The European Data Protection Supervisor (EDPS) has kicked off an inquiry into the European Union’s border agency Frontex. The investigation came following the completion of an audit by EDPS, which revealed that Frontex has been automatically disseminating information garnered from interviews with detained migrants and asylum seekers to EU police agency Europol.
The purpose of data sharing is to eliminate cross-border illegal activities such as terrorism and smuggling. The initiative called “Processing of Personal Data for Risk Analysis” (PeDRA) was introduced a couple of months after Europe was plagued by a series of terror attacks in 2015. These incidents revealed the failure of European security services to exchange information that could have resolved some of the calamities. “There is an information vacuum,” previous Europol director Rob Wainwright stated during that period.
The European Union’s internal privacy regulator, EDPS, is raising concerns that large amounts of data belonging to Europeans and migrants are probably being shared unlawfully with Europol. Europol has become more influential over the years in terms of consolidating and monitoring law enforcement data across the bloc. EDPS announced that the comprehensive automated data transfer established by Frontex with Europol shows a violation of a European Union privacy law and the regulation governing the European Border and Coast Guard.
Frontex interviews migrants in detention centers across Europe to gather various details, such as their travel paths, potential supporters, and the identities of individuals involved in cross-border offenses such as illicit trade and extremist activities.

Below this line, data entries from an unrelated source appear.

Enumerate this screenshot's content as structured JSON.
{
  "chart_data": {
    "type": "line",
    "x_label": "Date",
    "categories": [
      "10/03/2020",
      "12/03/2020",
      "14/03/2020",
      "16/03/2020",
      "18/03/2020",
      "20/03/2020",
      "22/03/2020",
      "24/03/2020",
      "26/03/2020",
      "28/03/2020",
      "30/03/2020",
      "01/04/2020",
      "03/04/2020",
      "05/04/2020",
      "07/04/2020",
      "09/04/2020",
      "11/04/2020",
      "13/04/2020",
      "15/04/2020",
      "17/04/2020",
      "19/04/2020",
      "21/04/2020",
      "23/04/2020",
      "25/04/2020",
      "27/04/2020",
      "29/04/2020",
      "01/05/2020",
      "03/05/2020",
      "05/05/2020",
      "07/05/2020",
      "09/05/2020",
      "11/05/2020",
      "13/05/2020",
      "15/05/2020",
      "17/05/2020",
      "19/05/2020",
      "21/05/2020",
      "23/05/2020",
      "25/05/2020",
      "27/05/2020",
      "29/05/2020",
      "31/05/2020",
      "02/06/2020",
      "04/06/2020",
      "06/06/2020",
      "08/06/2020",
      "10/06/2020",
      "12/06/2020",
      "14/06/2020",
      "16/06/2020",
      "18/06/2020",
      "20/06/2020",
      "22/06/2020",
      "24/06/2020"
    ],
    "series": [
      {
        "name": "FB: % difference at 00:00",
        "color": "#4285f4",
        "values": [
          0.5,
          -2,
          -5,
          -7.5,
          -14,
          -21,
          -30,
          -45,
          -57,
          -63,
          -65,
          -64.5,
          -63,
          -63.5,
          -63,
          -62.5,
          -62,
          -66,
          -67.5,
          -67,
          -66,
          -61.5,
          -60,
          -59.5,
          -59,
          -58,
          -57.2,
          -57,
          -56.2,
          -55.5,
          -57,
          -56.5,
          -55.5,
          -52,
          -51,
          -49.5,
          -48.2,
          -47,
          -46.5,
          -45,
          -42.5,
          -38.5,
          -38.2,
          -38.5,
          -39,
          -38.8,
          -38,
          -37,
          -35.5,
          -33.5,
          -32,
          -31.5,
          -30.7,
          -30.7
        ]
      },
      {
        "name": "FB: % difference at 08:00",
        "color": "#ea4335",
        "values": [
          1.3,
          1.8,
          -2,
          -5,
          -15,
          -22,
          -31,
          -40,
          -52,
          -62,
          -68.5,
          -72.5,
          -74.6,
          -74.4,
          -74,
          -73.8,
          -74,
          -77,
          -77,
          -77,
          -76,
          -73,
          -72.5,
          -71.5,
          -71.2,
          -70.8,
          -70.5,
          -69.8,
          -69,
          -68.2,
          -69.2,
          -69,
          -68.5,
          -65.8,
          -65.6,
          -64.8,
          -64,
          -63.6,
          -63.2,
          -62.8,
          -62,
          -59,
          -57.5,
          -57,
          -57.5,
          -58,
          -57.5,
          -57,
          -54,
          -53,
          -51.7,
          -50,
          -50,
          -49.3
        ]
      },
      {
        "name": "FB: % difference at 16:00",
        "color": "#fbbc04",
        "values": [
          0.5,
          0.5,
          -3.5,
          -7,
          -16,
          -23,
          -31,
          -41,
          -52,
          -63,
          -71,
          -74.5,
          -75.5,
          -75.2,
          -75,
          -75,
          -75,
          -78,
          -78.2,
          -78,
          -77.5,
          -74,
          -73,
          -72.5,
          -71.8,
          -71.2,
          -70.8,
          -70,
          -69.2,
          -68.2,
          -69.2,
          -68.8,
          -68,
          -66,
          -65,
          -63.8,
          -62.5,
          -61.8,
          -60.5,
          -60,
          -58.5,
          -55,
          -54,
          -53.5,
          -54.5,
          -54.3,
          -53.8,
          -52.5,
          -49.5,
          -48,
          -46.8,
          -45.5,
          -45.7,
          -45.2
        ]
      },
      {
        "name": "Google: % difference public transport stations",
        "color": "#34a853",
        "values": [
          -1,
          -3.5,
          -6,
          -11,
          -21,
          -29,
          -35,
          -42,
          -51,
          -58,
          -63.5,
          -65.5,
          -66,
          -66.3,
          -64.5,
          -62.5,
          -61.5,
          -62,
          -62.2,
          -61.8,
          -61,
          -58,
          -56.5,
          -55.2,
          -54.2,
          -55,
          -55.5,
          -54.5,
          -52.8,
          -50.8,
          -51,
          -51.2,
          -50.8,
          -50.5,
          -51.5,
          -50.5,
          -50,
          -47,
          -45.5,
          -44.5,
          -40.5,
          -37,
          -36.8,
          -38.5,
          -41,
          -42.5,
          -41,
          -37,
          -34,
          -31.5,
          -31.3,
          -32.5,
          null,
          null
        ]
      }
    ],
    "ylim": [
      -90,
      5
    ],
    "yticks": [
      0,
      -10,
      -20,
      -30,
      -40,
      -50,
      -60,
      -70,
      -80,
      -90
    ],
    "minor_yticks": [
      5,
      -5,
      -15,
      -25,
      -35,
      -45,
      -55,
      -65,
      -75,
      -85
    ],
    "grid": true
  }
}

The agency responsible for border security has shared data about roughly 13,000 potential suspects with Europol over the course of 2016 through November of the year 2022, according to Uku Sarekanno, Frontex’s deputy director.
The privacy regulator is questioning Frontex’s desire to collect and distribute a wide range of data. An audit performed last year raised concerns that the border agency’s activities are not legal and do not uphold fundamental rights. The regulator criticized the agency for deliberately gathering information about potential suspects during interviews with vulnerable migrants.
The audit observed that the information provided to Europol was probably not very trustworthy and could also be biased.